Täler nur durch Regenwasser erodiert
Die Forscher schliessen aus der Statistik aller auf dem Mars kartierten Flusstäler, dass deren noch heute sichtbaren Verläufe durch oberflächlichen Abfluss von (Regen-)Wasser geschaffen worden sein müssen. Den Einfluss von Grund- oder Schmelzwasser aus dem Boden schliessen sie daher aus.
Die mittlere Grösse und die Verteilung der Verzweigungswinkel der Flusstäler auf dem Mars decken sich mit denjenigen von Trockengebieten auf der Erde. Dies spricht laut Erstautor Hansjörg Seybold dafür, dass es auf dem Mars über einen längeren Zeitraum hinweg zu sporadischen starken Regenfällen gekommen sein muss und dass das Regenwasser rasch oberflächlich abgeflossen sein dürfte. Auf diese Weise entstehen Flusstäler in Trockengebieten der Erde. In Arizona beispielsweise auf einem Übungsgelände der Nasa, wo Mars-Missionen vorbereitet werden, beobachteten die Forscher im Gewässernetz dasselbe Muster.

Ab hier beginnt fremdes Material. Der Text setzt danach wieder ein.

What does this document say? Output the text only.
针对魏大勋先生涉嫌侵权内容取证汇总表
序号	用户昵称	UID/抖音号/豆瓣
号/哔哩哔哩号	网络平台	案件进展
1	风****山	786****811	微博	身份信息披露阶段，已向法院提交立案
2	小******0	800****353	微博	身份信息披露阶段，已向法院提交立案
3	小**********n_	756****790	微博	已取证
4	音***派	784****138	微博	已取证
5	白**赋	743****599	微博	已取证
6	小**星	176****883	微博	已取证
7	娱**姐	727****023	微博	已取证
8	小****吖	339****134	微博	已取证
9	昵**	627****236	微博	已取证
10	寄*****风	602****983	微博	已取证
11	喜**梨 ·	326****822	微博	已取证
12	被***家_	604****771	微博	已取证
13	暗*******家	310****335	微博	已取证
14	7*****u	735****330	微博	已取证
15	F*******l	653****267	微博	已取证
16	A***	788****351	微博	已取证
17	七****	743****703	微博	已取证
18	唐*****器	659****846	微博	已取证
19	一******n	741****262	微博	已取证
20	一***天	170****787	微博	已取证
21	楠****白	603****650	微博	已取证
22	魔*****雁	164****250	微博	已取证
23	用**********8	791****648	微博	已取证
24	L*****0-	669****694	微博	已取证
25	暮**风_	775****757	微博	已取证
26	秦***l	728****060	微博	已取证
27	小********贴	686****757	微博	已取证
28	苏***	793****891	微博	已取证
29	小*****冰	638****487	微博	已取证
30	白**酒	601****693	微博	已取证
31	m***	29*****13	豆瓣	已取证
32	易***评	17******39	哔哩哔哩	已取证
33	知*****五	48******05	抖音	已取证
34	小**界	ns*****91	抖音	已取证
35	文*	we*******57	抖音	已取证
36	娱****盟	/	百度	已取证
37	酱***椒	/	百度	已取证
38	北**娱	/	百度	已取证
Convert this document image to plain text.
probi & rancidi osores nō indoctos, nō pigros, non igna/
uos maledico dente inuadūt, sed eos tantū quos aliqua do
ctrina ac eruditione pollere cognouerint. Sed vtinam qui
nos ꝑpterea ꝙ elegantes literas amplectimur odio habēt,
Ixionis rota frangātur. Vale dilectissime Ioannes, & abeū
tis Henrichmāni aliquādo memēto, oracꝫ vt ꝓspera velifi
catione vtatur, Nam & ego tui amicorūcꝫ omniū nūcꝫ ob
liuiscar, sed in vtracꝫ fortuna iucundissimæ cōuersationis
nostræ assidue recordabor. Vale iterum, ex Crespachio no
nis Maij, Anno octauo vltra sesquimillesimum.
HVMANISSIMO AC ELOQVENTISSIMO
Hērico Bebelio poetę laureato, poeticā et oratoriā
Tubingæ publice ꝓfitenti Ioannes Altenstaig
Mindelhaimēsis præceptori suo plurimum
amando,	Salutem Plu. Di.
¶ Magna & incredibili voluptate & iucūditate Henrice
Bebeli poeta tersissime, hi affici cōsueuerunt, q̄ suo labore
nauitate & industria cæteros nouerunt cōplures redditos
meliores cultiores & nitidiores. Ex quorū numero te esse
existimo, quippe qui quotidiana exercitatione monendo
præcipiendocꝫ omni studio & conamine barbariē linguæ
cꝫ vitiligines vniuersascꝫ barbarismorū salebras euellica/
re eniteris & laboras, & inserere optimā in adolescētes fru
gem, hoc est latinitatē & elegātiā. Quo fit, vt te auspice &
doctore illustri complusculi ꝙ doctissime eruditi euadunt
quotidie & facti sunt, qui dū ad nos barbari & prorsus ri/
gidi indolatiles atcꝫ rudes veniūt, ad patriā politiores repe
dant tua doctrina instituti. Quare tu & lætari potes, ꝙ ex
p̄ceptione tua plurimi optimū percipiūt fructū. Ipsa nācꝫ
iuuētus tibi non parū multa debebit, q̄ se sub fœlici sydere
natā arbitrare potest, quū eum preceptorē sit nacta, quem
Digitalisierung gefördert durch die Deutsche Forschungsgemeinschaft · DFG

Spitzer Gabelungswinkel in Trockengebieten
Die Verzweigungswinkel auf dem Mars sind verhältnismässig spitz. Seybold schliesst daher den Einfluss von Grundwasseraufstössen auf dem Mars aus. Flussnetzwerke, die stark von aufquellendem Grundwasser beeinflusst werden, wie man sie zum Beispiel in Florida findet, haben im Mittel stumpfere Verzweigungswinkel zwischen den beiden Zuflüssen und decken sich nicht mit den spitzen Winkeln von Gewässern in Trockengebieten.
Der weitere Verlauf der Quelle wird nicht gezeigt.